Tomorrow will be the 24th anniversary of my husband’s death.
We had no real warning. He’d had a mild heart attack a few days earlier but after an overnight stay in the hospital he’d been released with a laundry list of instructions of things to do (eat better) and to not do (smoke). They scheduled a stress test for the end of the month. We had health insurance, so naively, we assumed if they sent him home and didn’t schedule a follow up stress until test weeks later, then we didn’t have anything to worry about.
Mother’s Day 1999…the day my life fell apart. He woke me up and said his chest was hurting. We called an ambulance and I called his manager to see if he and his wife could watch our boys. The paramedics told me to get to the hospital right away after I told them I was waiting for someone to come and get our small children. I didn’t see him again until after he died.
What Not To Say
Losing a spouse is terrible. Such an obvious statement, I know. Losing a spouse when you’re young is a unique kind of grief, I think. Rick and I were together 5 years. He was 35 years old when he passed away and I was 25. Michael was 2 1/2 and Nick was 6 months old.
People actually told me, “Don’t worry, you’re young, you’ll find someone else and remarry.” Let me give you some advice: Don’t say that to someone who just lost their spouse. It doesn’t help. I had already chosen my person, I didn’t want to find someone else. Telling me it was God’s will was also not helpful to me. I didn’t need any help being angry at the world for our loss.
I can’t imagine losing someone after being married for 30 or 40 years. They have a lifetime of memories and routines and shared stories. Losing someone early on in a relationship though, you lose out on possibilities and shared dreams. You’re suddenly celebrating alone when your kids do something great like scoring their first lacrosse goal, or getting accepted to that fancy private college, college graduations, scoring their first jobs after graduating, buying their first homes or moving out of state.

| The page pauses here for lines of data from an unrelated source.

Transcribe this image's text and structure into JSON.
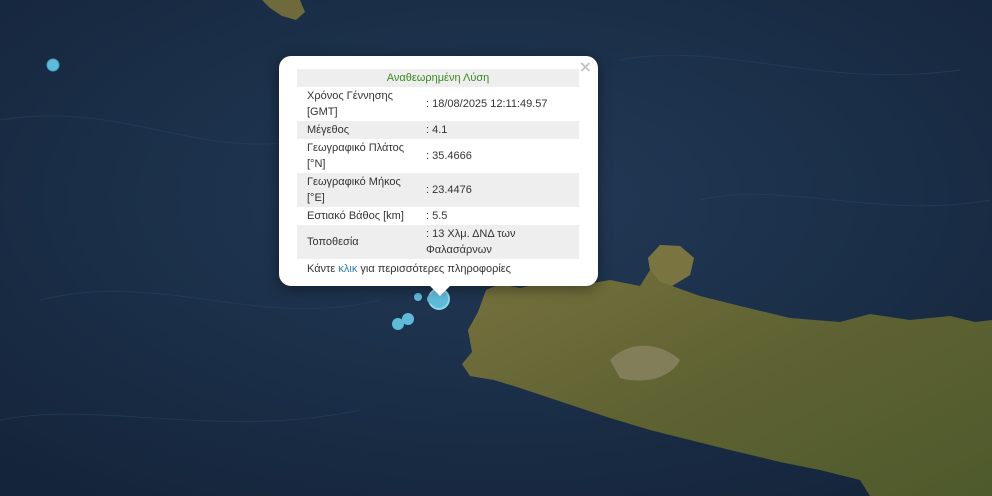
{
  "colors": {
    "sea": "#1b2d45",
    "land": "#6b6b3d",
    "quake_marker": "#5fbcd9",
    "title_green": "#3a8a1f",
    "link_blue": "#2a7fb8"
  },
  "popup": {
    "close_icon": "×",
    "title": "Αναθεωρημένη Λύση",
    "rows": [
      {
        "label": "Χρόνος Γέννησης [GMT]",
        "value": ": 18/08/2025 12:11:49.57"
      },
      {
        "label": "Μέγεθος",
        "value": ": 4.1"
      },
      {
        "label": "Γεωγραφικό Πλάτος [°N]",
        "value": ": 35.4666"
      },
      {
        "label": "Γεωγραφικό Μήκος [°E]",
        "value": ": 23.4476"
      },
      {
        "label": "Εστιακό Βάθος [km]",
        "value": ": 5.5"
      },
      {
        "label": "Τοποθεσία",
        "value": ": 13 Χλμ. ΔΝΔ των Φαλασάρνων"
      }
    ],
    "more_prefix": "Κάντε ",
    "more_link": "κλικ",
    "more_suffix": " για περισσότερες πληροφορίες"
  }
}
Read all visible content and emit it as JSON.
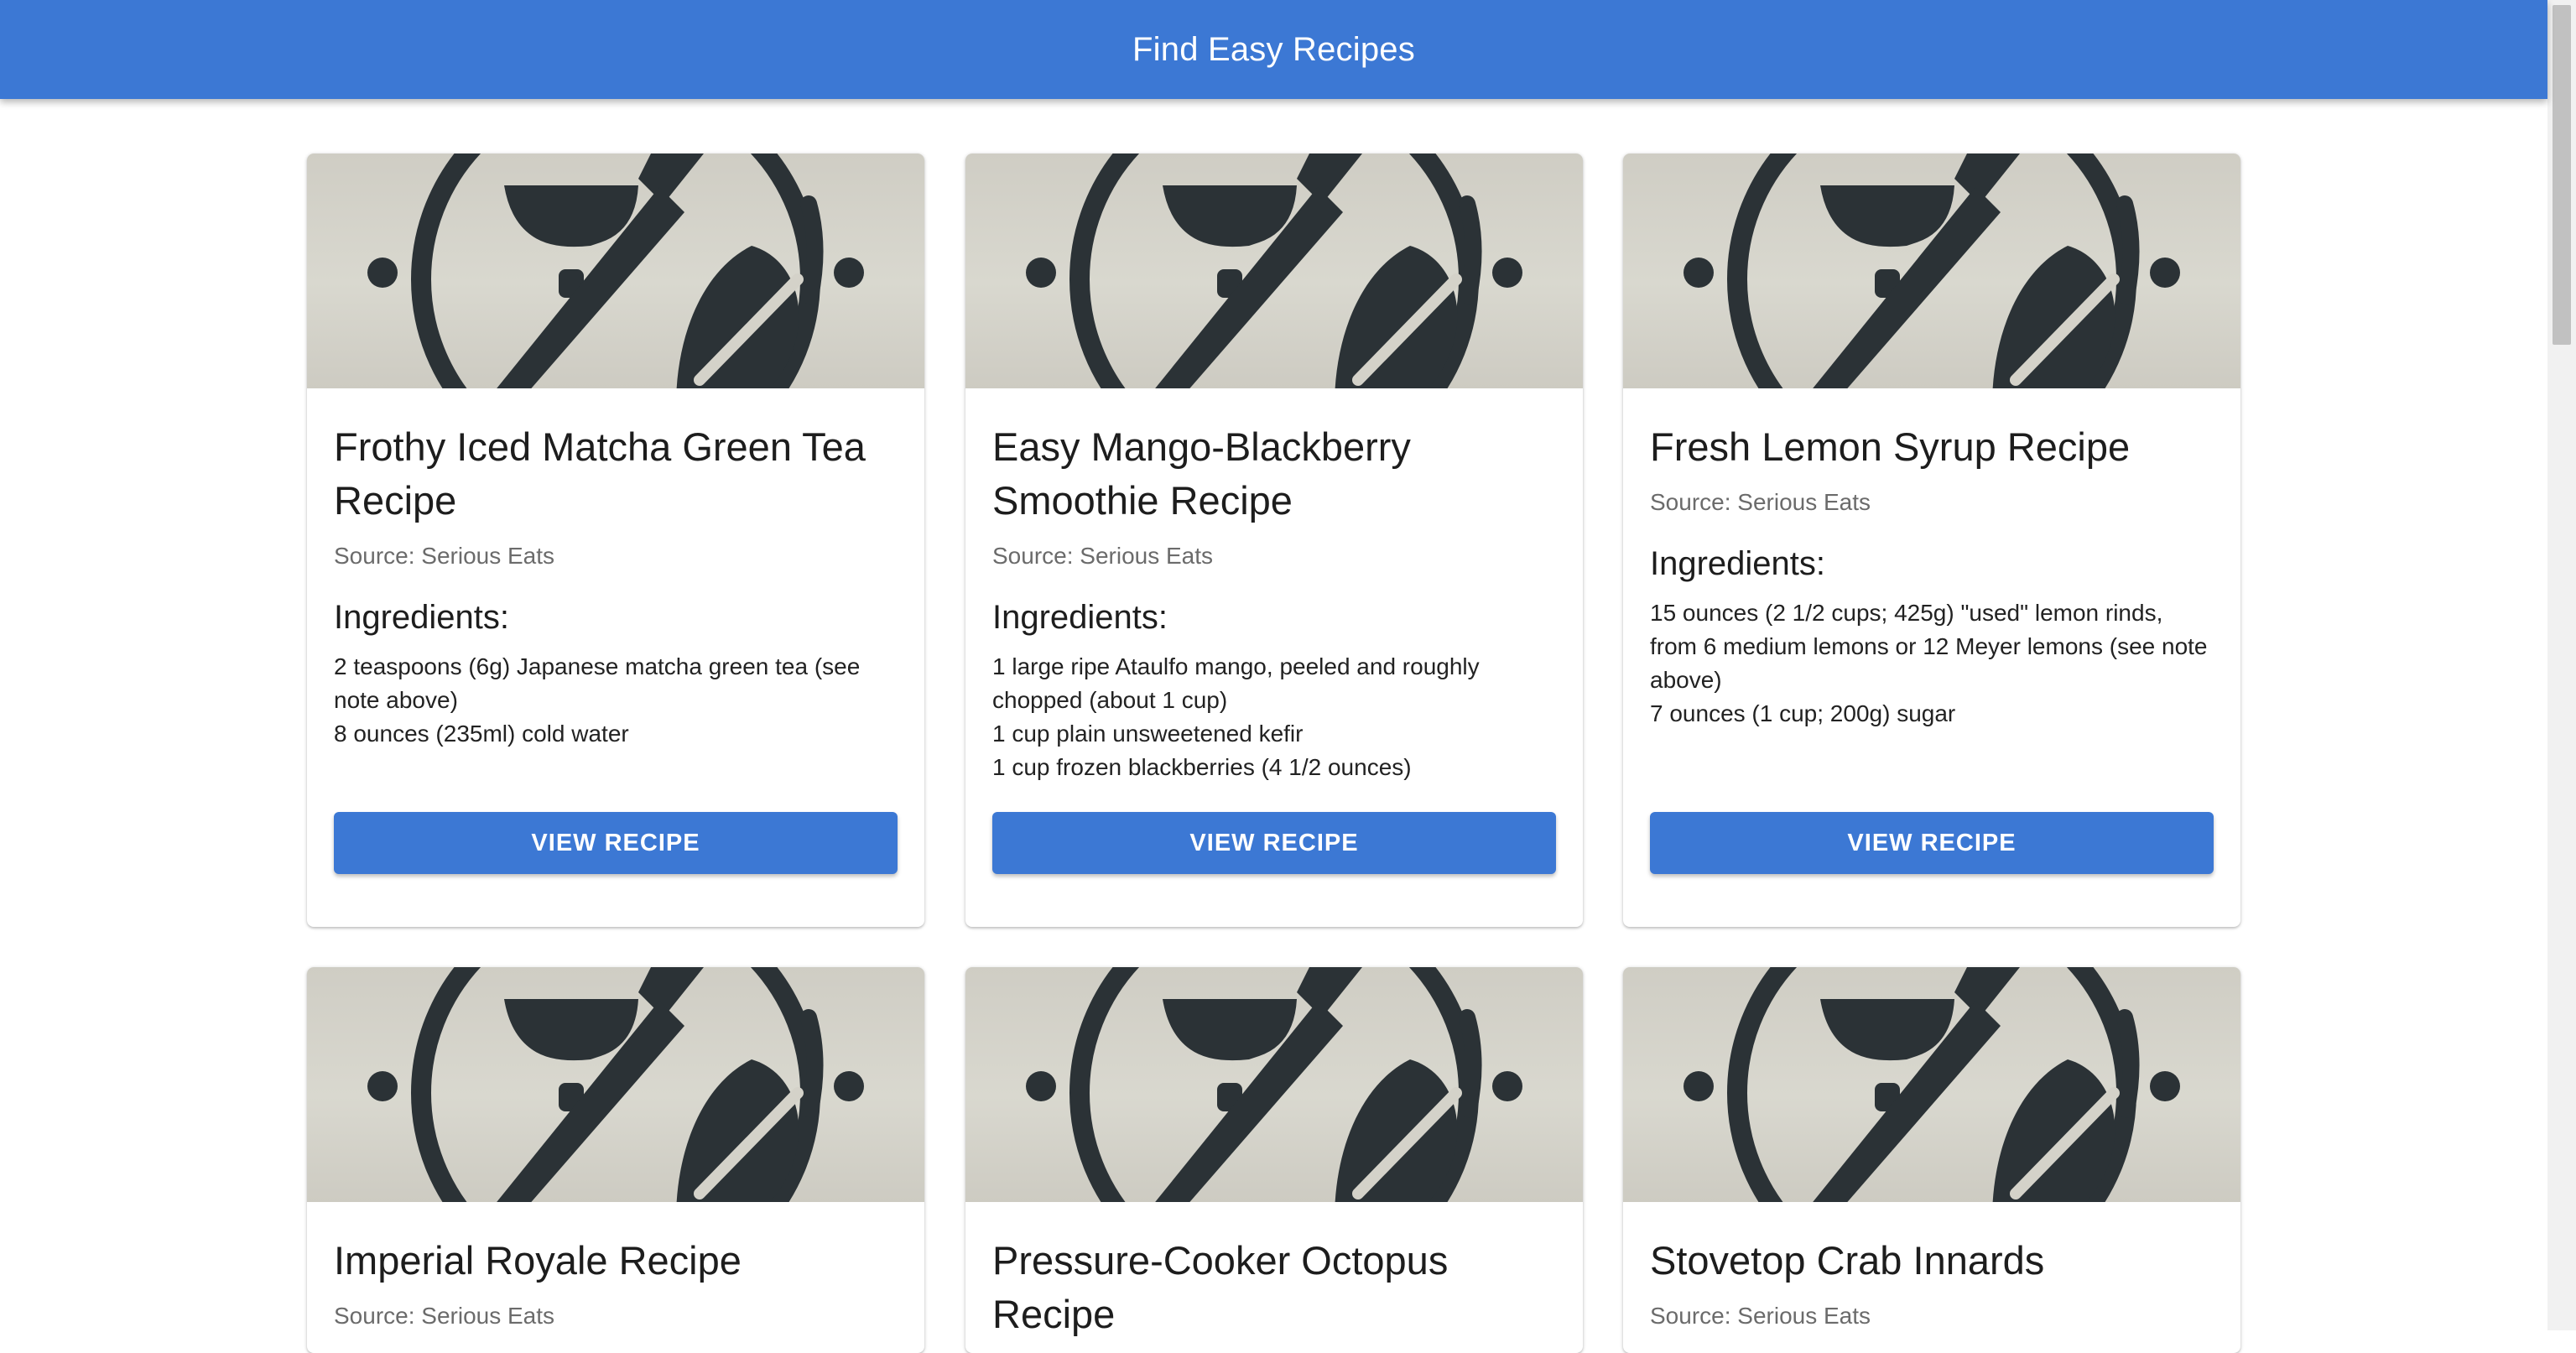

Losing a spouse when you have kids is another hurdle in the grief process. I hate the fact that my boys didn’t get the opportunity to know their father but honestly, I don’t think I would have survived losing Rick if I didn’t have my kids to focus on. You don’t have a choice about getting up out of bed in the morning and putting one foot in front of the other and trudging on with life when you have two little ones depending on you.
It was not an easy path raising my boys without Rick. I was fortunate to have a great village to help me along the way though. I am incredibly blessed to have great kids who have grown up to be great adults, who are incredibly patient and generous with their helicopter-mom. They put up with me and my constant need for pictures (because smart phones weren’t a thing when Rick was alive and I sooo wish I had more pictures of him.) Single parents, regardless of how you became one, are ALWAYS the bad guy but fortunately our grown up relationship seems to have survived any missteps I made along the way.
Another great blessing, at least most of the time, is the fact that both Michael and Nick in their own way remind me so much of Rick at times. Sometimes that’s not a good thing, lol, but most of the time it’s a gift I treasure. It might be just a look they give me. Sometimes it’s one of them knowing darn well he’s driving me crazy but he can follow it up with a a little mischievous grin and he’s forgiven and he knows it. And sometimes it’s just a tilt of the head and they look so much like Rick at that moment that it can take my breath away.
What’s the point of this blog post? I’m not sure. As each year passes, I think to myself, one year May 9th and Mother’s Day (because that’s an extra perk of someone dying on a holiday that changes dates every year-you think about it twice most years) is going to come and go and it’s not going to be a day where I’m extra emotional. 24 years later, I’ve come to the realization that’s probably not true. If I’m honest, I probably don’t want it to be true. There are so many little things I find myself trying to remember about him that I struggle with now. May 9th or our anniversary passing as just another day might be the biggest gut punch of all.